L'objet, la figure, la marionnette, matériau brut ou objet élaboré, transfert, exorciste des peurs, parodie des hommes et des sociétés, agit sur les esprits et agit avec esprit. Du théâtre noir au Bunraku, de Marivaux à Lépinois, de Monteverdi à Globokar, la Compagnie explore un champ théâtral où la voix de Jeanne Heuclin et le geste des manipulateurs éveillent des ombres, des fantasmes, des sentinelles engourdies dans notre mémoire. Créée en 1964, la compagnie s'est spécialisée dans l'utilisation de l"objet-signe", de la forme animée qui prolonge le comédien, le sublime, objet de théâtralité essentiel au service du texte, instrument de la célébration théâtrale.

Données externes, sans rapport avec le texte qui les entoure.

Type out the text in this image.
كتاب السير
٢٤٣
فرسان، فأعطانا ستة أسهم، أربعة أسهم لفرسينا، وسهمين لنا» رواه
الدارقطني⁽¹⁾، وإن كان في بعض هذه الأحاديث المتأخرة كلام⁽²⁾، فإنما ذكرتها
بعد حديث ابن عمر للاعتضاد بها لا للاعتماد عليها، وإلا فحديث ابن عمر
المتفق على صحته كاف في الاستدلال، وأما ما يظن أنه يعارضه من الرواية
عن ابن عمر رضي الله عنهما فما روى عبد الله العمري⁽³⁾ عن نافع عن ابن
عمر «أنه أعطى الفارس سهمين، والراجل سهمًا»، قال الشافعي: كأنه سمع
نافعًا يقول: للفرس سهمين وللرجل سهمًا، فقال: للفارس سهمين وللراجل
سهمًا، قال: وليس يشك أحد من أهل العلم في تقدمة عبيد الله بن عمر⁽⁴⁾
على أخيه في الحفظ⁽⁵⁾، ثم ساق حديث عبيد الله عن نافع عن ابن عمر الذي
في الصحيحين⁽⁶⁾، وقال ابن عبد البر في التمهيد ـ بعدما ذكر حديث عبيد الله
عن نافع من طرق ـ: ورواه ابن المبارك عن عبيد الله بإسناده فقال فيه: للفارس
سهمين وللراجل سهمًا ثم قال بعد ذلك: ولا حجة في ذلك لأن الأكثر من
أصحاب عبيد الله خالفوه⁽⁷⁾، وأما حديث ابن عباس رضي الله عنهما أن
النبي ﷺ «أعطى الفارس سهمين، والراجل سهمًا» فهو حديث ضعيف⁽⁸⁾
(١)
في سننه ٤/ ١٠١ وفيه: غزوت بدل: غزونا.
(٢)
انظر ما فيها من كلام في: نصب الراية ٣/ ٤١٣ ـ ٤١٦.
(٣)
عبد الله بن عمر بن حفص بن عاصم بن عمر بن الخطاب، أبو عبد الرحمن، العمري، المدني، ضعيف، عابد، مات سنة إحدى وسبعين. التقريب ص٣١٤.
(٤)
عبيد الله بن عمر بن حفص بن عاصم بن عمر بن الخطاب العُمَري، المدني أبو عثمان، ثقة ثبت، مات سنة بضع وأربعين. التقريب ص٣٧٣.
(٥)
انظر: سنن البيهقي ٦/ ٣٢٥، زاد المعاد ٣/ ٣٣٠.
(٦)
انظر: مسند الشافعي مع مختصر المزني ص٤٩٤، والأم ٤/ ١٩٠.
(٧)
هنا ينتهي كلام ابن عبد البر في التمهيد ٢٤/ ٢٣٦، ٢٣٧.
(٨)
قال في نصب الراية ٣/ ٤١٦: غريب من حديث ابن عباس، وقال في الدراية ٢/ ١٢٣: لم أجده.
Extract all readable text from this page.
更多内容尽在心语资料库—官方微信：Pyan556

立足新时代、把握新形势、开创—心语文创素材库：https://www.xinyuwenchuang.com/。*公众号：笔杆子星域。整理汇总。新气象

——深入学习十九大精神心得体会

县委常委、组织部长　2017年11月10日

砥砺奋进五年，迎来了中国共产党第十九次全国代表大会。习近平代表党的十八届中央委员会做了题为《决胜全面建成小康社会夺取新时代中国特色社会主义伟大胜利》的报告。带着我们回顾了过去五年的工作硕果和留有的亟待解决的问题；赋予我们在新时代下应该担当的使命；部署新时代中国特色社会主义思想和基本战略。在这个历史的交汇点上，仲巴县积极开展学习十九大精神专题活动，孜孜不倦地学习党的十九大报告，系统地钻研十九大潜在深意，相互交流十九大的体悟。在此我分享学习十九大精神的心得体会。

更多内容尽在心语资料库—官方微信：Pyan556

Ainsi la Compagnie s'est-elle emparée de toutes les techniques de manipulation, selon les besoins des spectacles : manipulation à vue, théâtre noir, ombres, théâtre de rue, pour la plupart techniques inspirées du théâtre extrême-oriental, Bunraku japonais, marionnettes chinoises, en mettant l'accent sur un travail vocal de récitant que mène Jeanne Heuclin. Au terme de marionnette, la Compagnie préfère pour définir son travail celui de théâtre de figure (du latin figura=représentation). Celui-ci s'articule autour de quatre axes principaux : le répertoire classique, le théâtre et l'histoire, le théâtre musical et les auteurs contemporains, tout particulièrement Gérard Lepinois. De l'écriture de ce dernier, et de la recherche du sculpteur Alain Roussel, est né Padox, personnage de théâtre de rue, image de l'homme universel, de l'autre, de l'étranger.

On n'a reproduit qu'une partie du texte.